Mr Hillier was walking his rescue dogs, Trixy and Cookie, in Nettlebed when he had the inspiration for the song.
He took more than an hour to come up with the new lyrics and he then recorded himself singing it and playing the ukulele.
Mr Hillier said: “It is all about the trials and travails of being a family in isolation. It is based on the old Billy Joel song but reflects everything that is going on now.
“That song was all about disasters and it just seemed to apply to the way things are now. You see all these conspiracy theories online and you think ‘has the whole world gone mad?’
“I put the video on Facebook and within a couple of days it had had 2,000 views and loads of shares.
“I normally just upload stupid things — pointless videos where I am trying to be funny. This is definitely the most views I have ever had.”
The song makes reference to a wide range of challenges faced during the lockdown, including food shopping, the shortage of face masks and feelings of anxiety.
The chorus goes: “This is me in isolation, 24 hours of a news fixation, this is me in isolation, no distraction from this new contagion.”
Mr Hillier has been a children’s entertainer for 15 years, having previously been in charge of the gym at Henley Business School for about 10 years.
His wife Louise works in the doctoral department at the school and they have two daughters, Maisy, 13, who attends Langtree School in Woodcote, and Scarlett, nine, who is at Nettlebed Community School.
Mrs Hillier has been able to continue her job during the lockdown, while her husband has lost hundreds of pounds due to lost bookings.
He said: “All my work has been cancelled for the foreseeable future.
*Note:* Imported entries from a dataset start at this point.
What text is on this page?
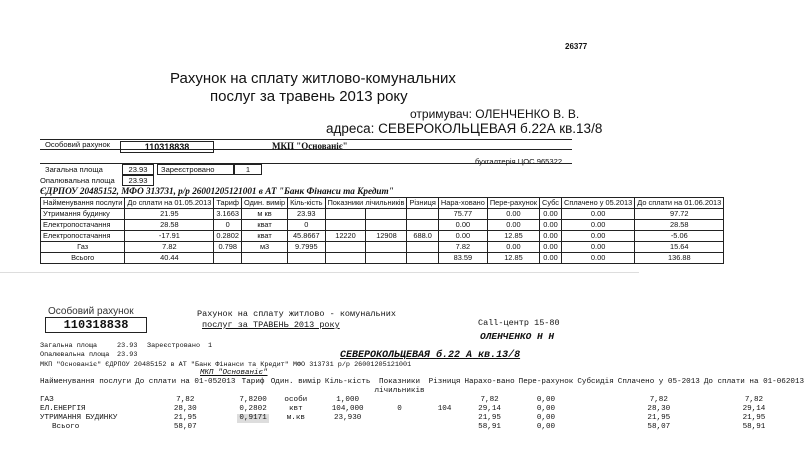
26377
Рахунок на сплату житлово-комунальних
послуг за травень 2013 року
отримувач: ОЛЕНЧЕНКО В. В.
адреса: СЕВЕРОКОЛЬЦЕВАЯ б.22А кв.13/8
Особовий рахунок	110318838	МКП "Основаніє"
бухгалтерія ЦОС 965322
Загальна площа	23.93	Зареєстровано	1
Опалювальна площа	23.93
ЄДРПОУ 20485152, МФО 313731, р/р 26001205121001 в АТ "Банк Фінанси та Кредит"
Найменування послуги	До сплати на 01.05.2013	Тариф	Один. вимір	Кіль-кість	Показники лічильників		Різниця	Нара-ховано	Пере-рахунок	Субс	Сплачено у 05.2013	До сплати на 01.06.2013
Утримання будинку	21.95	3.1663	м кв	23.93				75.77	0.00	0.00	0.00	97.72
Електропостачання	28.58	0	кват	0				0.00	0.00	0.00	0.00	28.58
Електропостачання	-17.91	0.2802	кват	45.8667	12220	12908	688.0	0.00	12.85	0.00	0.00	-5.06
Газ	7.82	0.798	м3	9.7995				7.82	0.00	0.00	0.00	15.64
Всього	40.44							83.59	12.85	0.00	0.00	136.88
Особовий рахунок
110318838
Рахунок на сплату житлово - комунальних
послуг за ТРАВЕНЬ 2013 року	Call-центр 15-80
ОЛЕНЧЕНКО Н Н
Загальна площа	23.93 Зареєстровано 1
Опалювальна площа 23.93	СЕВЕРОКОЛЬЦЕВАЯ б.22 А кв.13/8
МКП "Основаніє" ЄДРПОУ 20485152 в АТ "Банк Фінанси та Кредит" МФО 313731 р/р 26001205121001
МКП "Основаніє"
Найменування послуги	До сплати на 01-052013	Тариф	Один. виміp	Кіль-кість	Показники лічильників	Різниця	Нарахо-вано	Пере-рахунок	Субсидія	Сплачено у 05-2013	До сплати на 01-062013
ГАЗ	7,82	7,8200	особи	1,000			7,82	0,00		7,82	7,82
ЕЛ.ЕНЕРГІЯ	28,30	0,2802	квт	104,000	0	104	29,14	0,00		28,30	29,14
УТРИМАННЯ БУДИНКУ	21,95	0,9171	м.кв	23,930			21,95	0,00		21,95	21,95
Всього	58,07						58,91	0,00		58,07	58,91
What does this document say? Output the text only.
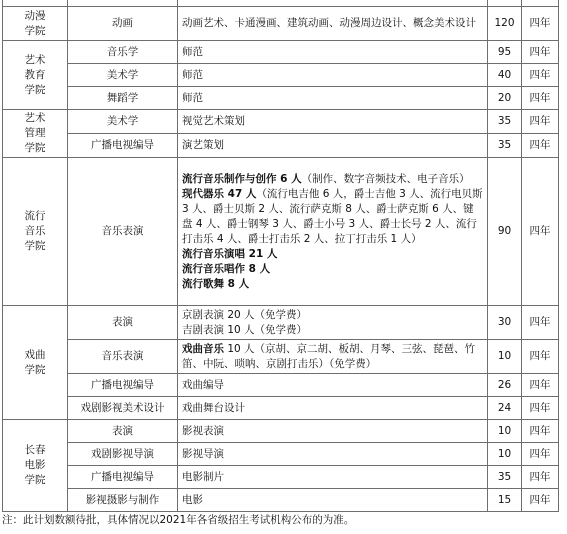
动漫
学院	动画	动画艺术、卡通漫画、建筑动画、动漫周边设计、概念美术设计	120	四年
艺术
教育
学院	音乐学	师范	95	四年
	美术学	师范	40	四年
	舞蹈学	师范	20	四年
艺术
管理
学院	美术学	视觉艺术策划	35	四年
	广播电视编导	演艺策划	35	四年
流行
音乐
学院	音乐表演	流行音乐制作与创作 6 人（制作、数字音频技术、电子音乐）
现代器乐 47 人（流行电吉他 6 人，爵士吉他 3 人、流行电贝斯 3 人、爵士贝斯 2 人、流行萨克斯 8 人、爵士萨克斯 6 人、键盘 4 人、爵士钢琴 3 人、爵士小号 3 人、爵士长号 2 人、流行打击乐 4 人、爵士打击乐 2 人、拉丁打击乐 1 人）
流行音乐演唱 21 人
流行音乐唱作 8 人
流行歌舞 8 人	90	四年
戏曲
学院	表演	京剧表演 20 人（免学费）
吉剧表演 10 人（免学费）	30	四年
	音乐表演	戏曲音乐 10 人（京胡、京二胡、板胡、月琴、三弦、琵琶、竹笛、中阮、唢呐、京剧打击乐）（免学费）	10	四年
	广播电视编导	戏曲编导	26	四年
	戏剧影视美术设计	戏曲舞台设计	24	四年
长春
电影
学院	表演	影视表演	10	四年
	戏剧影视导演	影视导演	10	四年
	广播电视编导	电影制片	35	四年
	影视摄影与制作	电影	15	四年
注：此计划数额待批，具体情况以2021年各省级招生考试机构公布的为准。
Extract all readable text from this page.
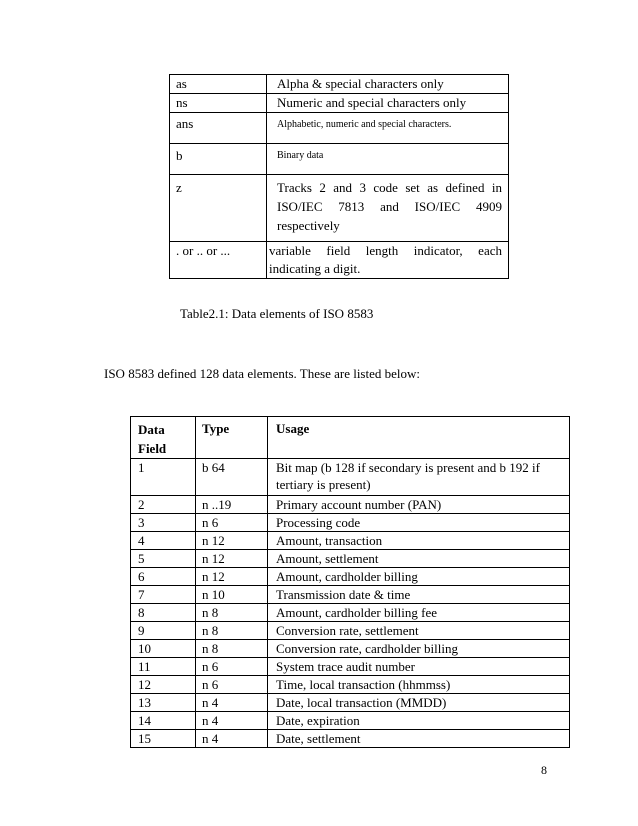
as	Alpha & special characters only
ns	Numeric and special characters only
ans	Alphabetic, numeric and special characters.
b	Binary data
z	Tracks 2 and 3 code set as defined in ISO/IEC 7813 and ISO/IEC 4909 respectively
. or .. or ...	variable field length indicator, each indicating a digit.
Table2.1: Data elements of ISO 8583
ISO 8583 defined 128 data elements. These are listed below:
Data Field	Type	Usage
1	b 64	Bit map (b 128 if secondary is present and b 192 if tertiary is present)
2	n ..19	Primary account number (PAN)
3	n 6	Processing code
4	n 12	Amount, transaction
5	n 12	Amount, settlement
6	n 12	Amount, cardholder billing
7	n 10	Transmission date & time
8	n 8	Amount, cardholder billing fee
9	n 8	Conversion rate, settlement
10	n 8	Conversion rate, cardholder billing
11	n 6	System trace audit number
12	n 6	Time, local transaction (hhmmss)
13	n 4	Date, local transaction (MMDD)
14	n 4	Date, expiration
15	n 4	Date, settlement
8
Hopefully, they will book again next year. You have got to build up all that good faith again. It is a bit worrying but I know other people have it a lot worse than me.
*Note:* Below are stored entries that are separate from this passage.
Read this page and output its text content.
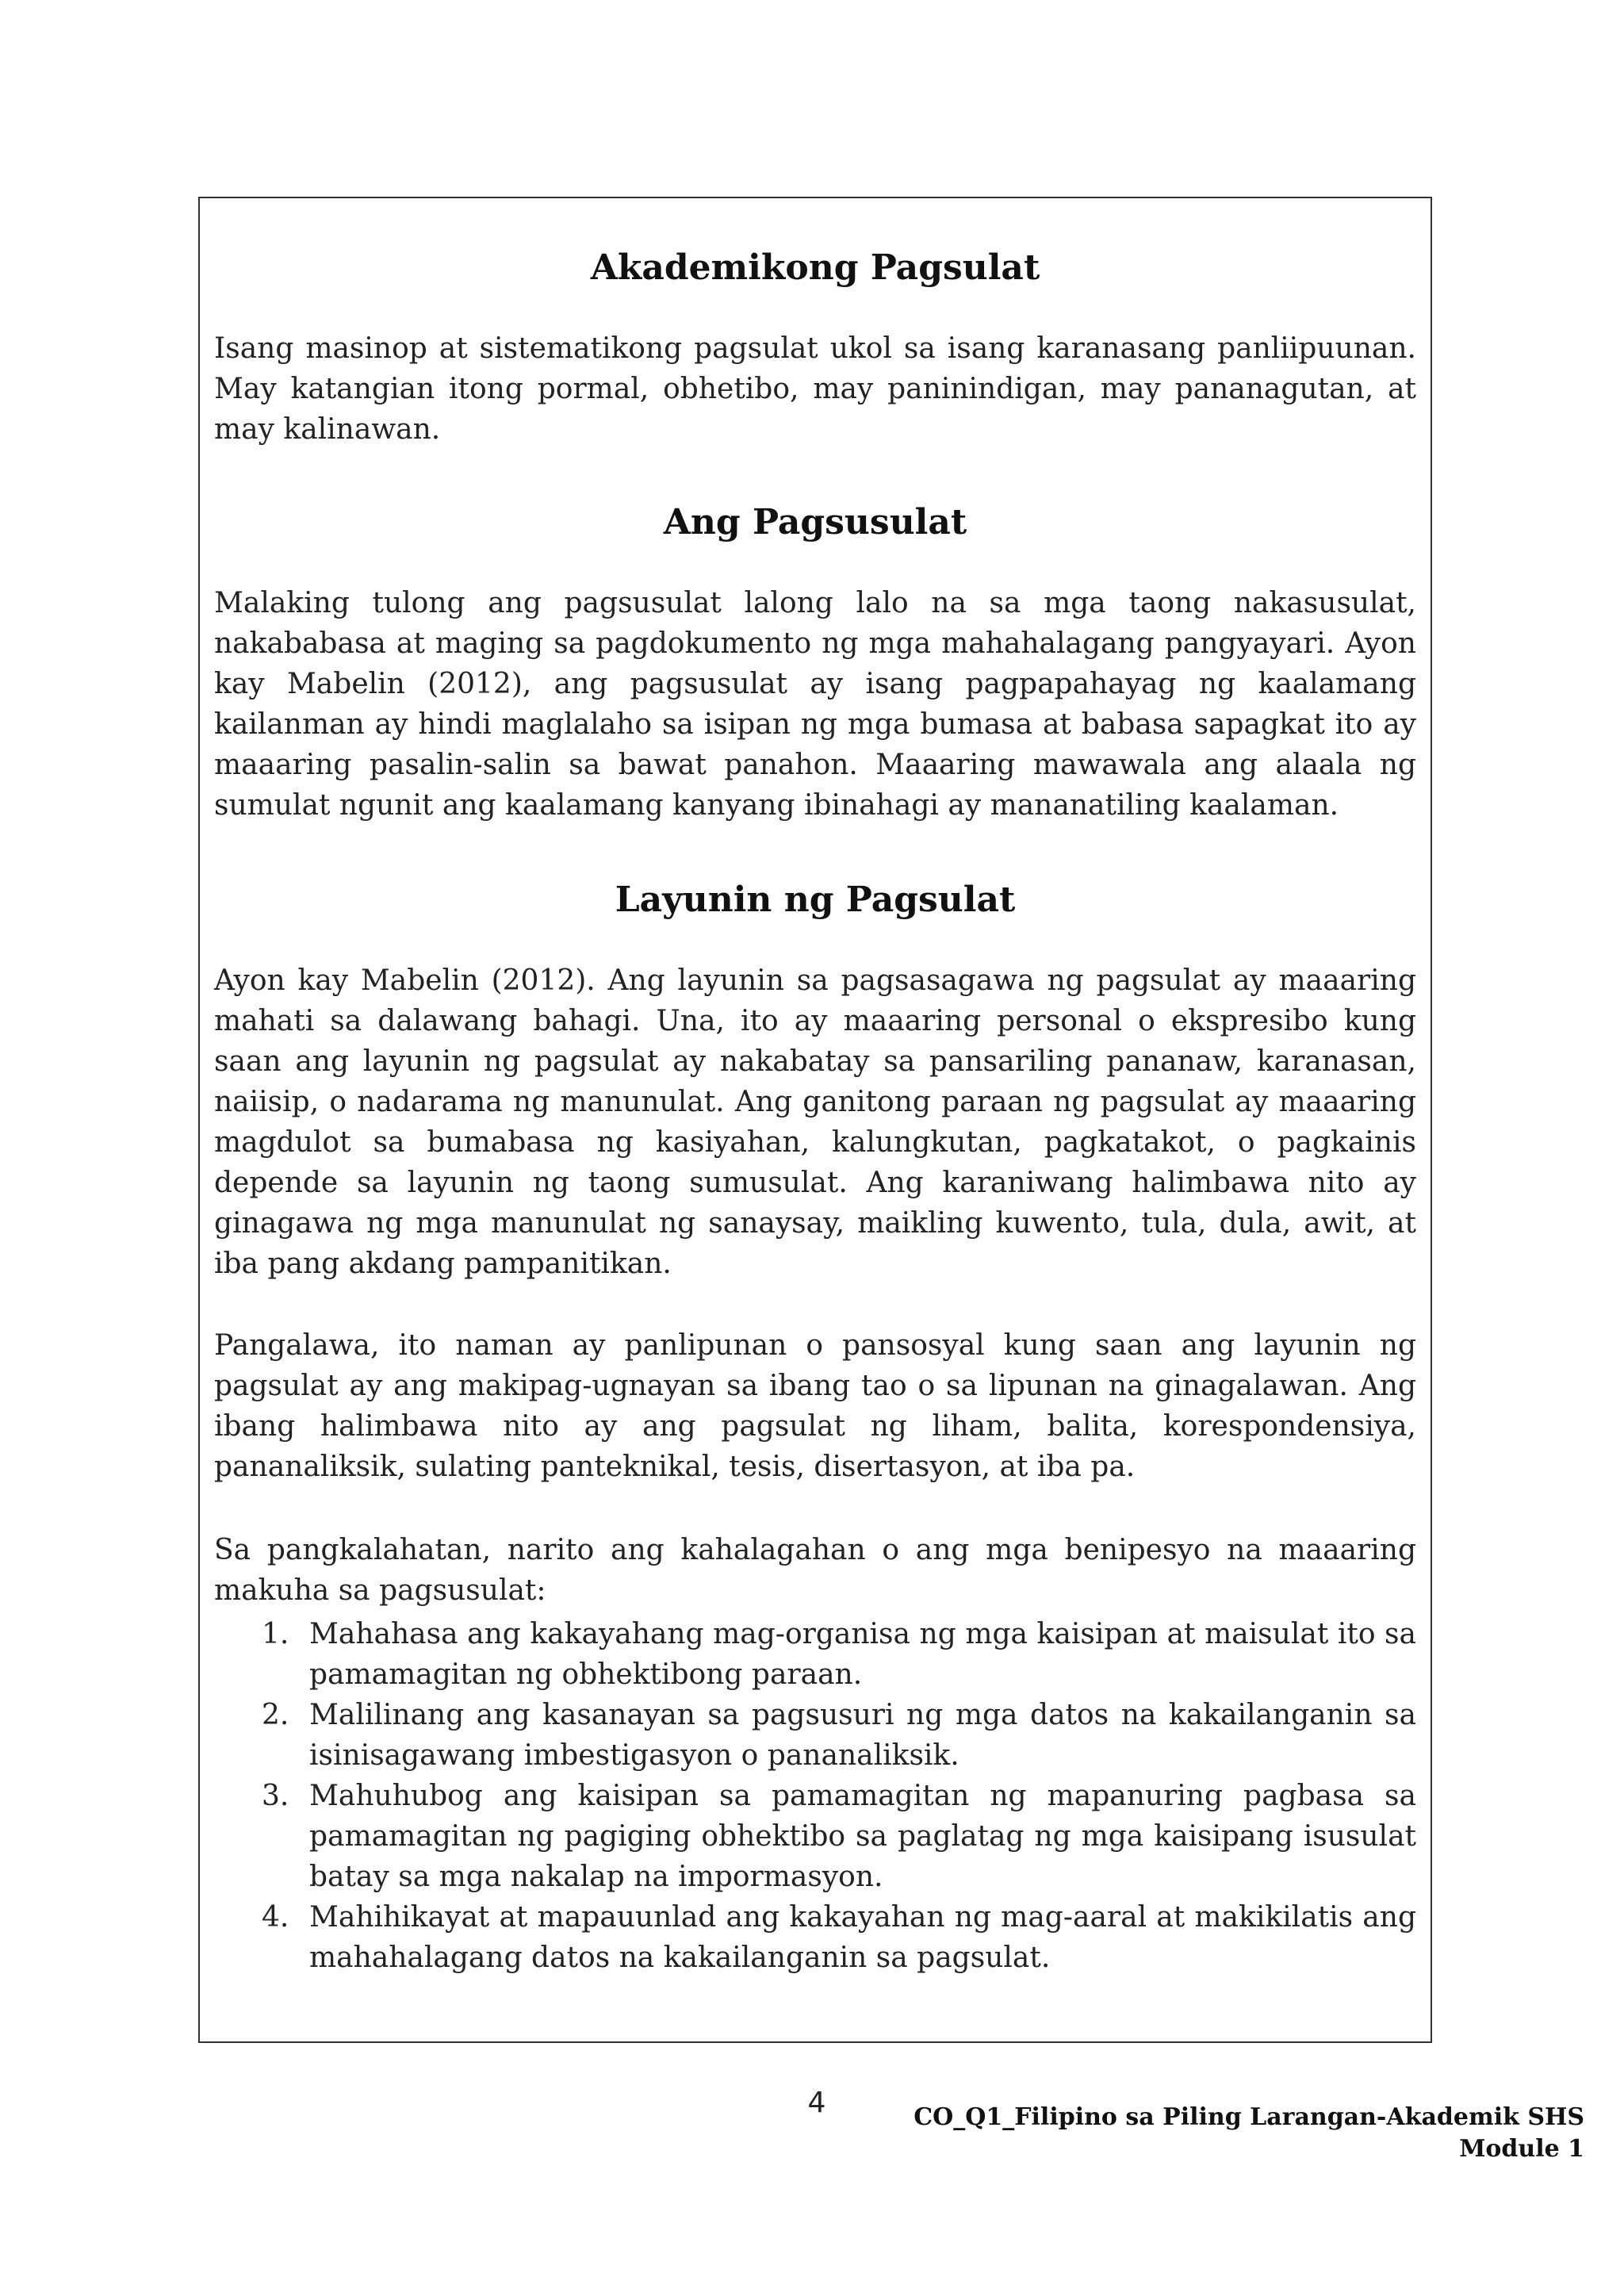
Akademikong Pagsulat

Isang masinop at sistematikong pagsulat ukol sa isang karanasang panliipuunan. May katangian itong pormal, obhetibo, may paninindigan, may pananagutan, at may kalinawan.

Ang Pagsusulat

Malaking tulong ang pagsusulat lalong lalo na sa mga taong nakasusulat, nakababasa at maging sa pagdokumento ng mga mahahalagang pangyayari. Ayon kay Mabelin (2012), ang pagsusulat ay isang pagpapahayag ng kaalamang kailanman ay hindi maglalaho sa isipan ng mga bumasa at babasa sapagkat ito ay maaaring pasalin-salin sa bawat panahon. Maaaring mawawala ang alaala ng sumulat ngunit ang kaalamang kanyang ibinahagi ay mananatiling kaalaman.

Layunin ng Pagsulat

Ayon kay Mabelin (2012). Ang layunin sa pagsasagawa ng pagsulat ay maaaring mahati sa dalawang bahagi. Una, ito ay maaaring personal o ekspresibo kung saan ang layunin ng pagsulat ay nakabatay sa pansariling pananaw, karanasan, naiisip, o nadarama ng manunulat. Ang ganitong paraan ng pagsulat ay maaaring magdulot sa bumabasa ng kasiyahan, kalungkutan, pagkatakot, o pagkainis depende sa layunin ng taong sumusulat. Ang karaniwang halimbawa nito ay ginagawa ng mga manunulat ng sanaysay, maikling kuwento, tula, dula, awit, at iba pang akdang pampanitikan.

Pangalawa, ito naman ay panlipunan o pansosyal kung saan ang layunin ng pagsulat ay ang makipag-ugnayan sa ibang tao o sa lipunan na ginagalawan. Ang ibang halimbawa nito ay ang pagsulat ng liham, balita, korespondensiya, pananaliksik, sulating panteknikal, tesis, disertasyon, at iba pa.

Sa pangkalahatan, narito ang kahalagahan o ang mga benipesyo na maaaring makuha sa pagsusulat:

1. Mahahasa ang kakayahang mag-organisa ng mga kaisipan at maisulat ito sa pamamagitan ng obhektibong paraan.
2. Malilinang ang kasanayan sa pagsusuri ng mga datos na kakailanganin sa isinisagawang imbestigasyon o pananaliksik.
3. Mahuhubog ang kaisipan sa pamamagitan ng mapanuring pagbasa sa pamamagitan ng pagiging obhektibo sa paglatag ng mga kaisipang isusulat batay sa mga nakalap na impormasyon.
4. Mahihikayat at mapauunlad ang kakayahan ng mag-aaral at makikilatis ang mahahalagang datos na kakailanganin sa pagsulat.
4	CO_Q1_Filipino sa Piling Larangan-Akademik SHS
Module 1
“I originally came up with the name Bertie Slippers because it sounded like the name of someone who could live in Henley.
“I don’t dress up as a clown. The key is to have outlandish props — I have lots of hand puppets and they are good to keep the attention of the children.
“I let the characters come to life. One of my hand puppets is a crayon called Graham — he is very cheeky.
“I also do magic, music, dance routines and games.
“I have always played music in various capacities. I was in a band that used to do weddings and I have done magic shows for adult audiences.
“After we had kids, we went to a party where we saw a children’s entertainer and I thought ‘I could do that’.
“It chimed with my humorous side — I like the silliness of it all. The children are just there to have a good time and I really enjoy that.”
When the first Clap for Carers event took place, Mr Hillier took his guitar into the street as he and all his neighbours sang Monty Python’s Always Look on the Bright Side of Life.